8. M. [W] et Mme [H] font grief à l'arrêt d'infirmer le jugement en ce qu'il a rejeté l'exception d'irrecevabilité des demandes principales, puis, statuant à nouveau de ce chef, de déclarer irrecevables les demandes qu'ils dirigeaient contre les consorts [B], alors « que le débiteur, même dessaisi de l'administration et de la disposition de ses biens, conserve un droit propre à exercer une action en responsabilité professionnelle contre son avocat, dont les fautes ont conduit au prononcé de sa liquidation judiciaire, et à demander l'indemnisation des préjudices personnels résultant de cette liquidation ; que l'action engagée par M. et Mme [W] à l'encontre de leur avocat, M. [B], tendait à faire constater les fautes commises par celui-ci dans la procédure ayant conduit à la confirmation de leur liquidation judiciaire et à obtenir l'indemnisation des préjudices dont ils avaient personnellement souffert à raison de cette liquidation, notamment la perte du domicile familial et des bijoux de famille, le versement à la procédure collective d'une indemnité qui aurait dû leur revenir personnellement, outre l'indemnisation d'un préjudice moral ; qu'en déclarant cette action irrecevable, la cour d'appel a violé l'article L. 641-9 du code de commerce, ensemble les articles 31 et 32 du code de procédure civile. »

Réponse de la Cour

Vu l'article L. 641-9 du code de commerce :

9. Il résulte de ce texte que le débiteur en liquidation judiciaire n'est pas dessaisi de l'exercice d'une action tendant à obtenir réparation du préjudice moral qu'il prétend avoir subi, cette action étant attachée à sa personne et n'étant pas, comme telle, comprise dans la mission du liquidateur.
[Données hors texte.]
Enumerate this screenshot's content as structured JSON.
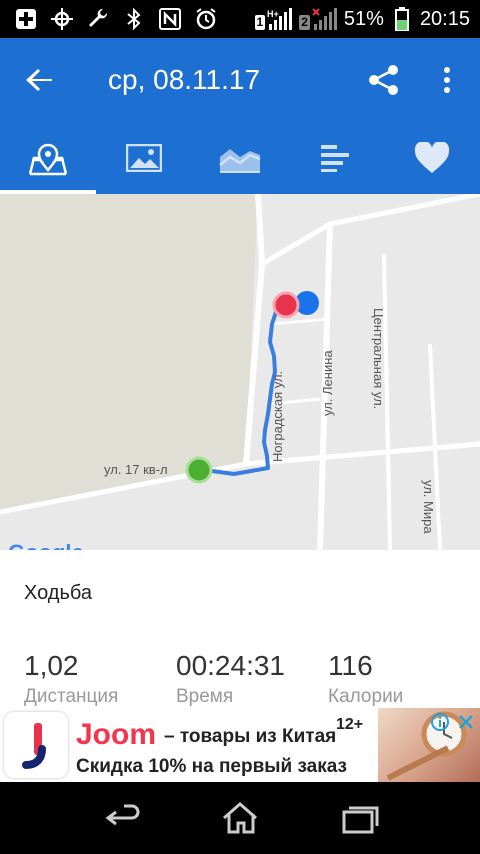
{
  "status_bar": {
    "battery_percent": "51%",
    "time": "20:15",
    "sim1": "1",
    "sim2": "2",
    "network_type": "H+",
    "icons": [
      "plus-icon",
      "gps-icon",
      "wrench-icon",
      "bluetooth-icon",
      "nfc-icon",
      "alarm-icon",
      "signal-icon",
      "battery-icon"
    ]
  },
  "app_bar": {
    "title": "ср, 08.11.17",
    "back_icon": "arrow-back-icon",
    "share_icon": "share-icon",
    "more_icon": "more-vert-icon"
  },
  "tabs": [
    {
      "icon": "map-icon",
      "active": true
    },
    {
      "icon": "image-icon",
      "active": false
    },
    {
      "icon": "chart-area-icon",
      "active": false
    },
    {
      "icon": "bars-icon",
      "active": false
    },
    {
      "icon": "heart-icon",
      "active": false
    }
  ],
  "map": {
    "streets": {
      "street_1": "ул. 17 кв-л",
      "street_2": "Ноградская ул.",
      "street_3": "ул. Ленина",
      "street_4": "Центральная ул.",
      "street_5": "ул. Мира"
    },
    "attribution": "Google"
  },
  "activity": {
    "type": "Ходьба",
    "stats": [
      {
        "value": "1,02",
        "label": "Дистанция"
      },
      {
        "value": "00:24:31",
        "label": "Время"
      },
      {
        "value": "116",
        "label": "Калории"
      }
    ]
  },
  "ad": {
    "brand": "Joom",
    "line1": "– товары из Китая",
    "line2": "Скидка 10% на первый заказ",
    "age_rating": "12+"
  },
  "colors": {
    "primary": "#1e6fd2",
    "route": "#3a7de0",
    "start_marker": "#4caf32",
    "end_marker": "#e8334f",
    "location_dot": "#1a73e8",
    "ad_brand": "#f4364c"
  }
}
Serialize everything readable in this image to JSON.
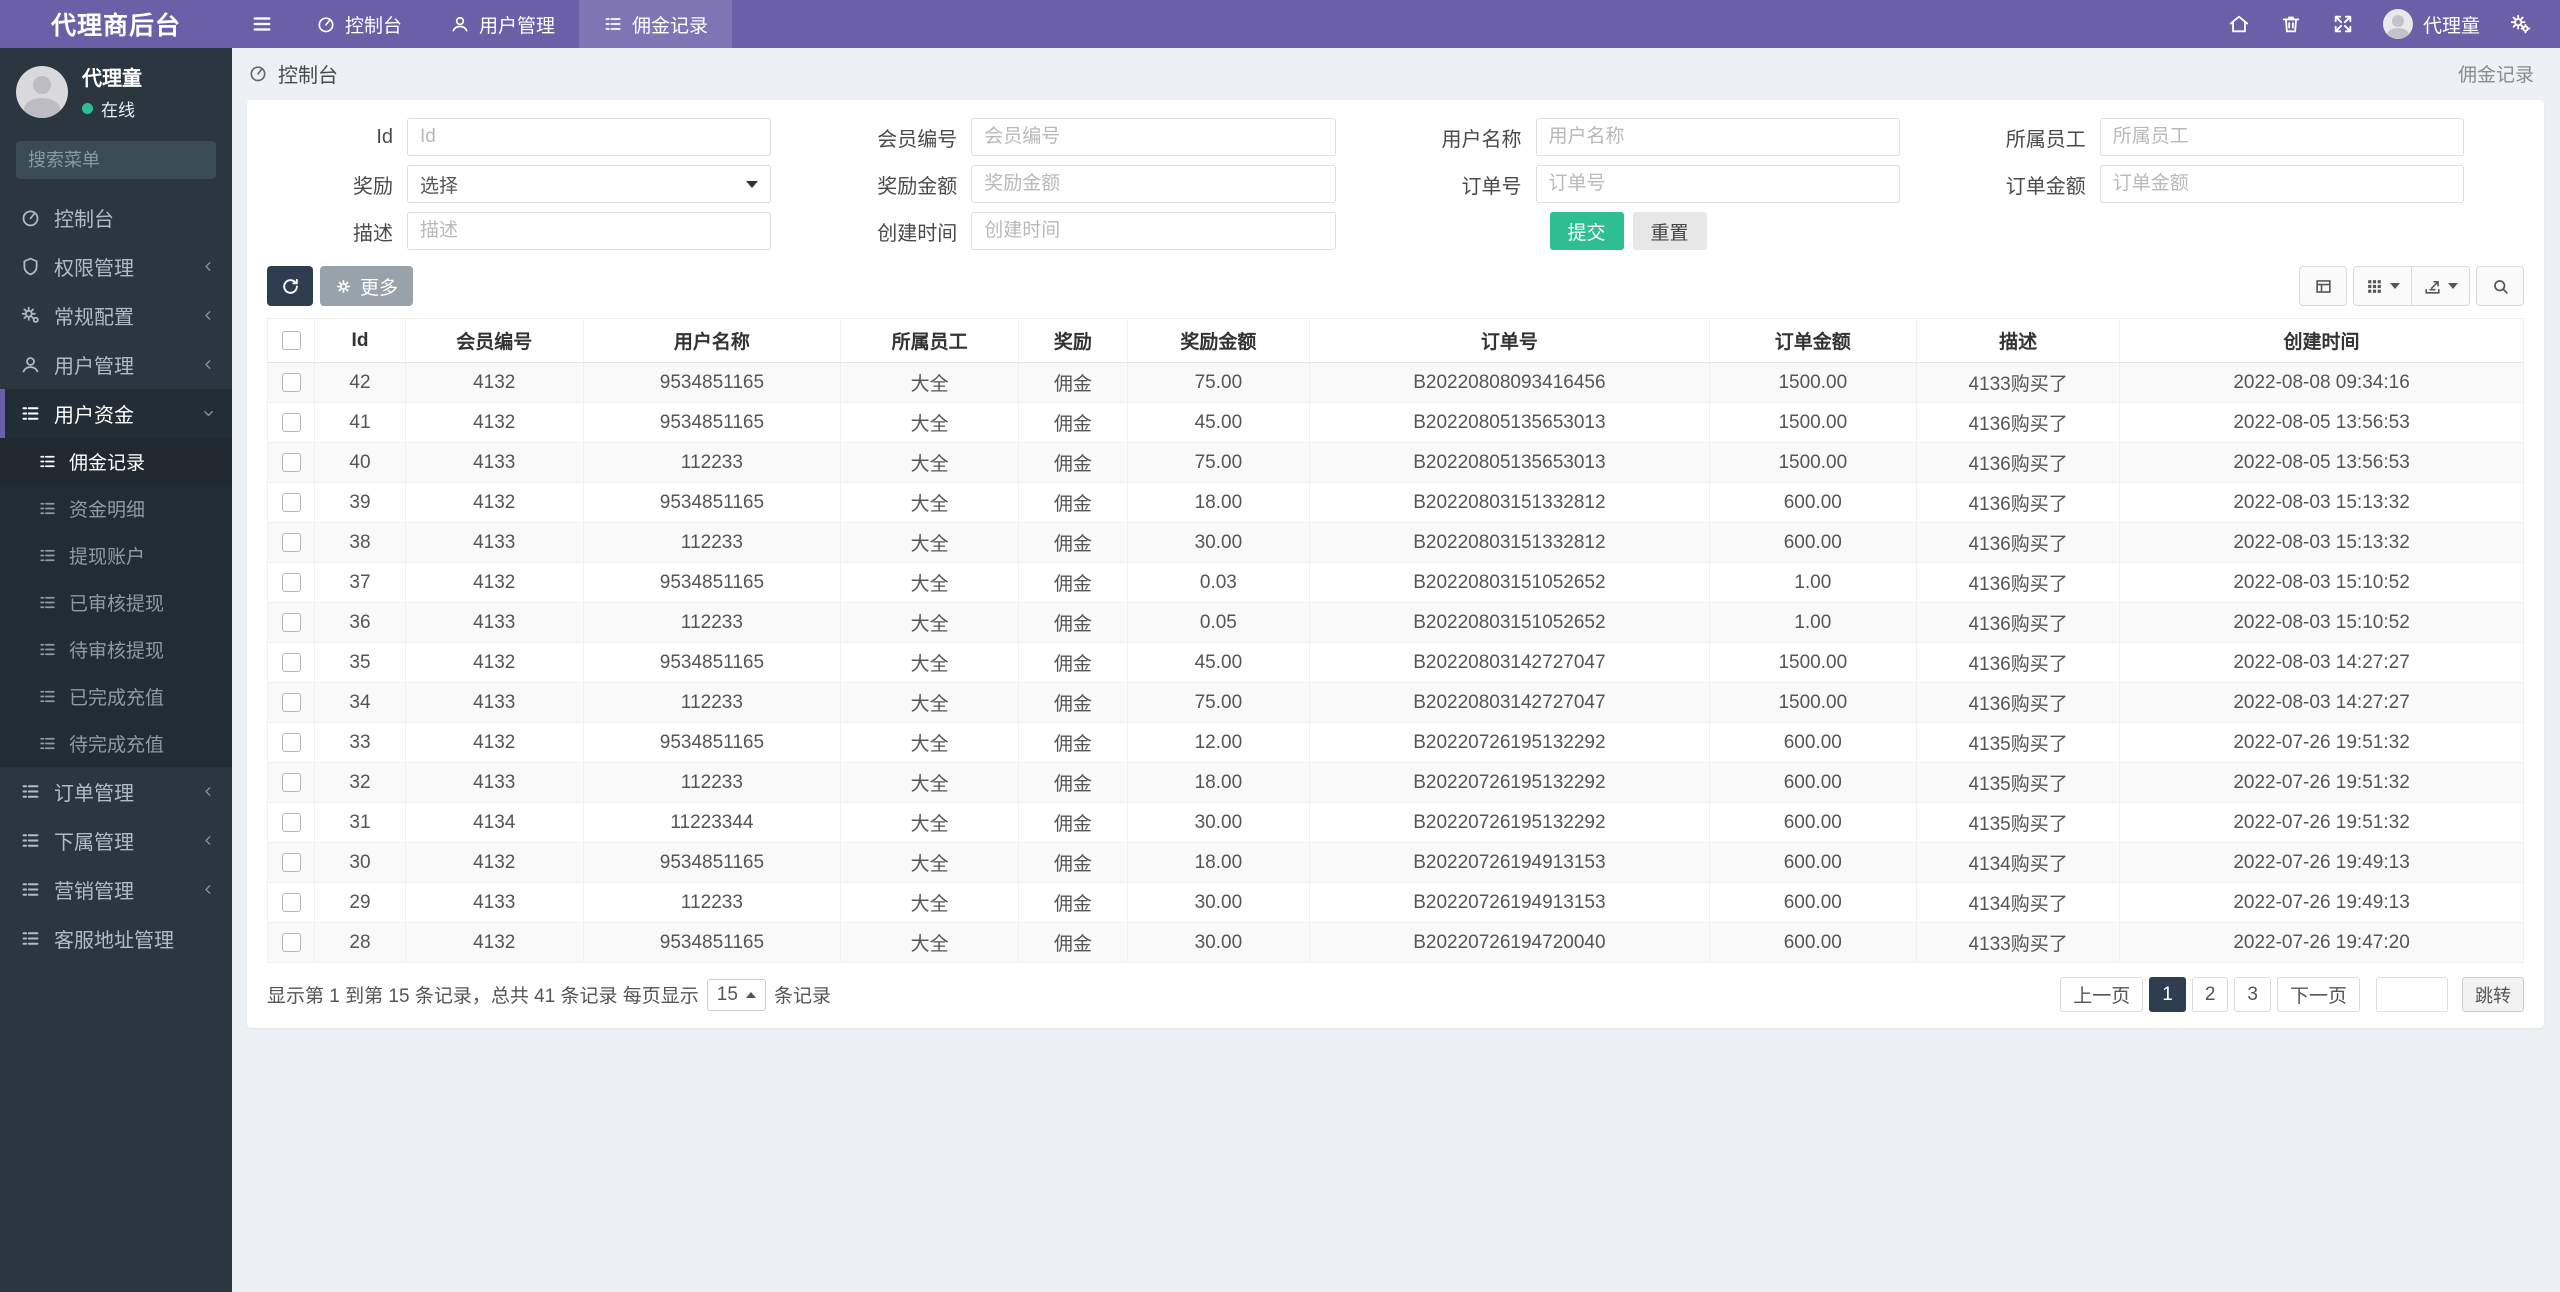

10. Pour déclarer irrecevables les demandes d'indemnisation de M. [W] et de Mme [H], l'arrêt retient d'abord qu'une action en responsabilité dirigée par un débiteur en liquidation judiciaire contre son conseil, au cours de la liquidation judiciaire et d'une procédure en recouvrement d'une indemnité pour préjudice économique à la suite d'un accident, ne vise pas à sanctionner une atteinte personnelle à ses droits mais tend à obtenir des fonds, qu'elle revêt un caractère patrimonial et non strictement personnel. L'arrêt retient ensuite que la nature des sommes à recouvrer, à l'occasion d'une des procédures en réparation d'atteintes personnelles, pour lesquelles le client estime que son avocat a commis des fautes, ne peut modifier l'objet principal de l'action qui ne concerne pas un droit propre, mais revêt un caractère purement patrimonial et qu'il en est ainsi du préjudice moral lié à une action patrimoniale qui ne résulte pas directement d'un droit attaché à la personne.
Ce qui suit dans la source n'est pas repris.